The manager is hardly alone. A recent Gallup Research survey found that only about 30 percent of U.S. employees feel engaged in their jobs, meaning less than a third of those surveyed look forward to showing up to work, contributing and performing well.
“This is the challenge that so many companies face right now, because it’s very important to keep employees motivated and to learn how to motivate them,” Ghawi says.
Ghawi, who helps managers and leaders discover the pivotal role of employee engagement in the success of their organization, outlined three approaches managers should take to foster employee engagement in their company. She says these steps can create a more positive culture that leads to lower employee turnover, improved quality of work, better overall morale and positive results for the company’s bottom line.
“We have the power to create a better, healthier work environment and to make a difference,” she says.
Make Real Connections
Managers need to connect with individual team members, which means leading each employee based on their specific needs and personality — commonly known as situational leadership. Some individuals need to be micromanaged, while others need to feel that you trust them.
She recommends using an Emergenetics Profile to determine employees’ personality styles based on four thinking attributes and three behavioral attributes that every person exhibits. The information can help managers adapt their personality to individual employees, because “what works for us is not going to work for the team,” she says.
Ghawi says leaders also need to take steps to help employees connect with each other and to the organization’s corporate strategy.
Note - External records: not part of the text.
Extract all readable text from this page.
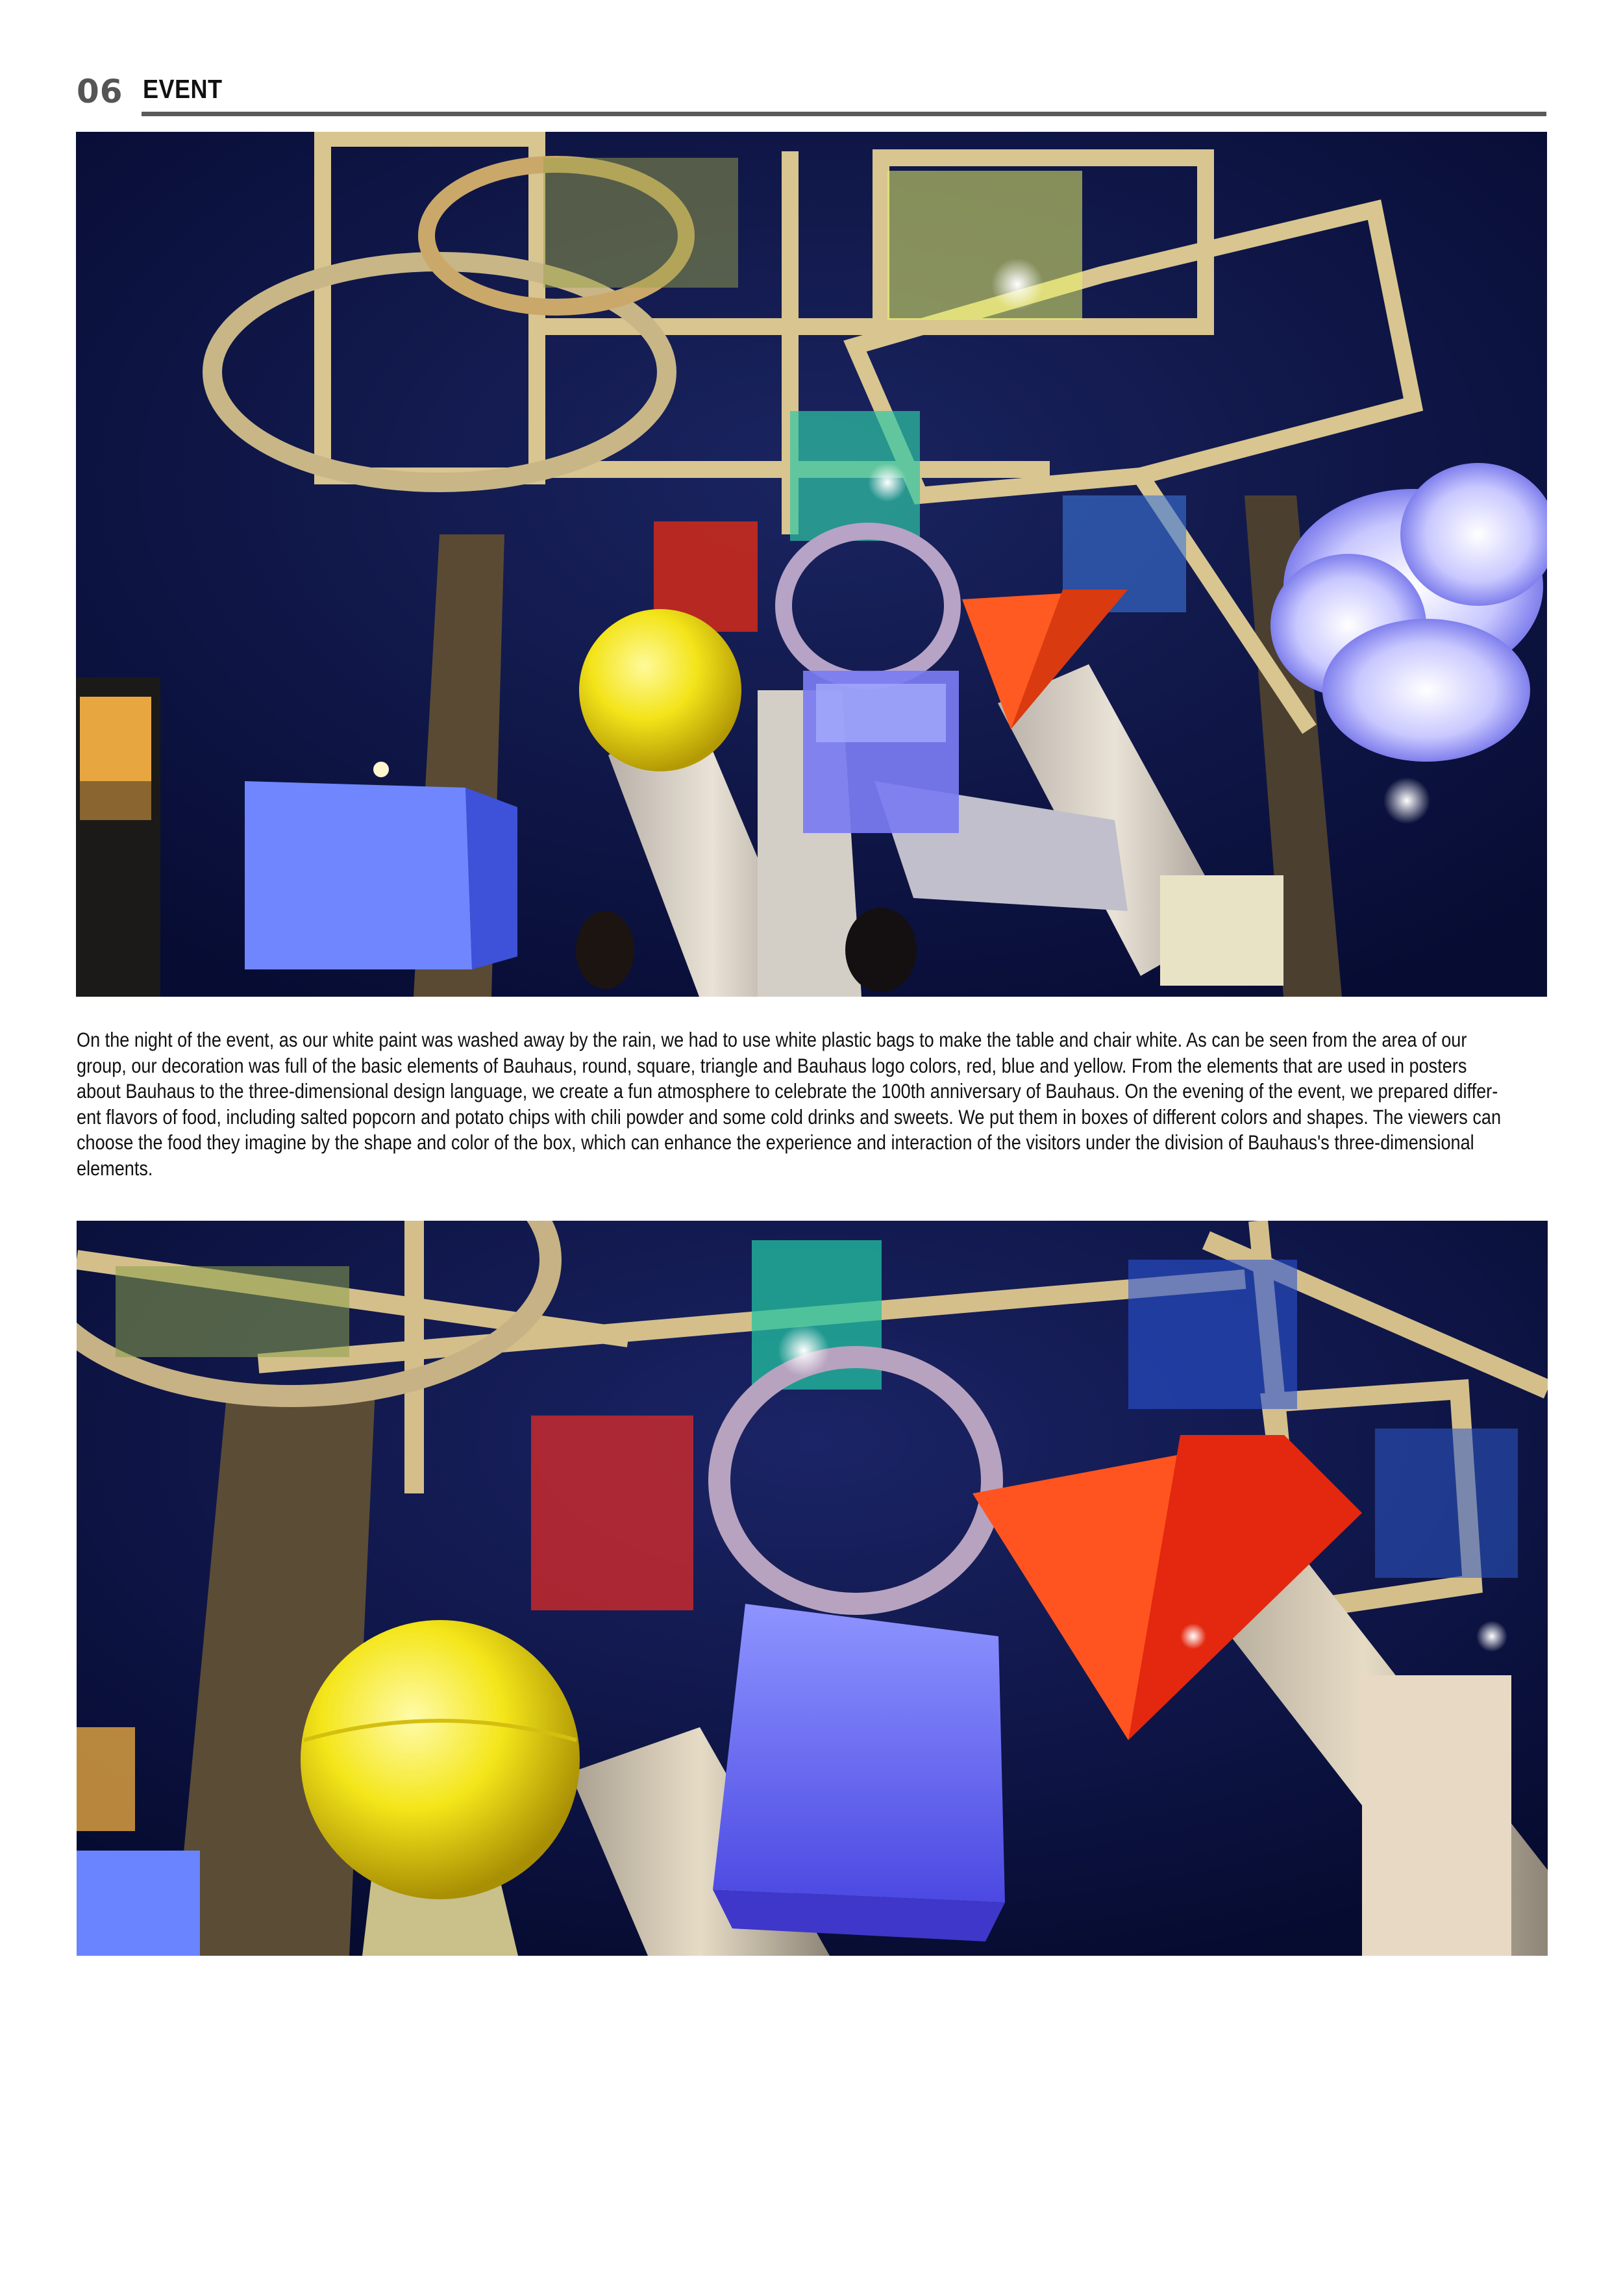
06 EVENT

On the night of the event, as our white paint was washed away by the rain, we had to use white plastic bags to make the table and chair white. As can be seen from the area of our

group, our decoration was full of the basic elements of Bauhaus, round, square, triangle and Bauhaus logo colors, red, blue and yellow. From the elements that are used in posters

about Bauhaus to the three-dimensional design language, we create a fun atmosphere to celebrate the 100th anniversary of Bauhaus. On the evening of the event, we prepared differ-

ent flavors of food, including salted popcorn and potato chips with chili powder and some cold drinks and sweets. We put them in boxes of different colors and shapes. The viewers can

choose the food they imagine by the shape and color of the box, which can enhance the experience and interaction of the visitors under the division of Bauhaus's three-dimensional

elements.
Be Intentional in Your Actions
Ghawi says that while it may seem like a no-brainer, a large percentage of managers she encounters don’t have one-on-one discussions with their employees outside of their formal performance reviews once or twice a year. “So the employees are doing work all year long, and at the end of the year they are shocked to realize that the manager is unhappy,” she says. “That’s why there needs to be constant interaction and communication throughout the year.”
She says managers should carve out time to discuss employee goals and aspirations and ask about their personal interests. “What matters is for us to be very intentional in at least making the time for developing employees, knowing what is important to them, understanding what motivates them,” she says. “Everybody is different.”
Have Genuine Interactions
Ghawi recalled a former manager who discovered she liked taking ballroom dancing classes. Each time she encountered the manager, he asked her how the classes were going. Eventually, she says, she started to dread the repetitive query. “It wasn’t genuine,” she says. “It was as if it was a process he had to follow.”
Improving employee engagement, Ghawi says, is all about creating real human connections and relationships, which requires dedicating more time and effort than a canned question or interaction. If you’re not being genuine, employees will know — and that has consequences.
“People leave their jobs in most cases because of the manager, not because of the company,” she says.